De Vlaamse Regering hechtte op 15 januari op voorstel van minister Crevits en Vandeurzen haar goedkeuring aan het besluit dat de overkoepelende regels vaststelt voor het centraal tolkenbureau – en dat is opvallend – voor de beleidsdomeinen Onderwijs en Welzijn, Volksgezondheid en Gezin. Niet meer het klaverblad dus, waar ook Werk bijstaat.
Vandaar, minister, mijn volgende vragen. Kunt u toelichting geven bij deze regels en bij de budgetten die vrijgemaakt worden binnen de begroting om de gemaakte overeenkomsten na te komen? Welke garanties kunt u met dit nieuwe besluit aan de gebruikers geven dat er voortaan een echte garantie aan de invulling van hun vraag zal worden gegeven? Waarom is de scope van dit regeringsbesluit beperkt tot Onderwijs en Welzijn, Volksgezondheid en Gezin en waarom is Werk daar niet bij? Vandaar dat de vraag ook initieel was gesteld aan minister Muyters.

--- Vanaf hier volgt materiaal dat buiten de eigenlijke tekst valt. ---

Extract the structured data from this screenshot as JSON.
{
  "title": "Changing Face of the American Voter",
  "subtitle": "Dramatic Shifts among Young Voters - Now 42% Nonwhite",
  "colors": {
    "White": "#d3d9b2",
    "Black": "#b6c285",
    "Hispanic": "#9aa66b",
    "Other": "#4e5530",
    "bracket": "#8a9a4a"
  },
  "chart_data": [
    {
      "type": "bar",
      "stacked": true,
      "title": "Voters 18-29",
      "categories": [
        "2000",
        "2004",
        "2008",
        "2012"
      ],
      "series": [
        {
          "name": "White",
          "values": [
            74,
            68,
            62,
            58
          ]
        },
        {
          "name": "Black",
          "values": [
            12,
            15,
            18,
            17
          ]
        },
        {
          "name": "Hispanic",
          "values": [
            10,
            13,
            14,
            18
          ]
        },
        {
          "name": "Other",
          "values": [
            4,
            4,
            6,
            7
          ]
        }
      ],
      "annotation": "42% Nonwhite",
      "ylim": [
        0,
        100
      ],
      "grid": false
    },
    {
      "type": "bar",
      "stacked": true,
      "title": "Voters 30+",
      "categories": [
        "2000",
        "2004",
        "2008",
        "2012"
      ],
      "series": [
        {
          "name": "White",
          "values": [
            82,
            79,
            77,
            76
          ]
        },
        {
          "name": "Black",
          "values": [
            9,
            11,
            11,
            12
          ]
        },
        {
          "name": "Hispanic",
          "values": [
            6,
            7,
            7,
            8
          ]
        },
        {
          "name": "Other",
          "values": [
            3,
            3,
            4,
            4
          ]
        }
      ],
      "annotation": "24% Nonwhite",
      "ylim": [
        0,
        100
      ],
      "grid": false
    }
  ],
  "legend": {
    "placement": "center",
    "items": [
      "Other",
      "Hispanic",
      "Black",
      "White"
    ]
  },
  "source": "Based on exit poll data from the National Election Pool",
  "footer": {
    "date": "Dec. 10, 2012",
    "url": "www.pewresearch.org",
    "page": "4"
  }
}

Minister Vandeurzen heeft het woord.
Collega’s, het beleidsdomein Welzijn, Volksgezondheid en Gezin maakte binnen zijn begroting middelen vrij voor de harmonisatie van de audiologische voorwaarden om recht te hebben op tolkuren leefsituatie (L-uren) voor 54.525 euro en voor de mogelijkheid om teletolken voor 24.000 euro en afstandstolken voor 85.000 euro structureel te verankeren. De middelen kwamen er via het uitbreidingsbeleid 2015 en via interne verschuivingen binnen de begroting van het Vlaams Agentschap voor Personen met een Handicap (VAPH).
Uiteraard moeten we werken binnen wat in de begroting mogelijk is, maar het goedgekeurde besluit van de Vlaamse Regering geeft het VAPH de mogelijkheid om het L-urencontingent flexibel en eenvoudig aan te passen. We hopen dat op die manier de aanvragen ook goed beantwoord kunnen worden.
Het beleidsdomein Werk was nauw betrokken bij het voorbereidend werk van het besluit van de Vlaamse Regering. Vanwege de specifieke situatie van Onderwijs en Welzijn was er echter tijdsdruk om het besluit in het laatste kwartaal van 2015 ter goedkeuring voor te leggen aan de Vlaamse Regering. De tijd om het besluit verder te uniformiseren tussen de drie betrokken beleidsdomeinen ontbrak. De besprekingen rond de verdere uniformisering worden dit jaar voortgezet. Zaken die verder uitgeklaard moeten worden zijn onder andere de definitie voor de erkenning van de doelgroep, de financiering van en samenwerking met het Communicatie Assistentie Bureau, het inzetten van tolken international sign enzovoort. Voor Werk betekende het desbetreffende besluit een complexere regelgeving dan diegene die momenteel geldt binnen het beleidsdomein.
De heer Van Malderen heeft het woord.
Minister, ik zal het antwoord, dat kort is net zoals de vraag, toch nog wel eens in detail nalezen. Volgens mij kun je het ook andersom lezen. U zegt dat er tijdsdruk is. U zou ook kunnen zeggen dat er gewoon geen overeenstemming is gevonden en dat het gebrek aan overeenstemming ertoe heeft geleid dat een heel belangrijke beleidsdomein op dit moment eigenlijk verstoken blijft van een degelijke regelgeving.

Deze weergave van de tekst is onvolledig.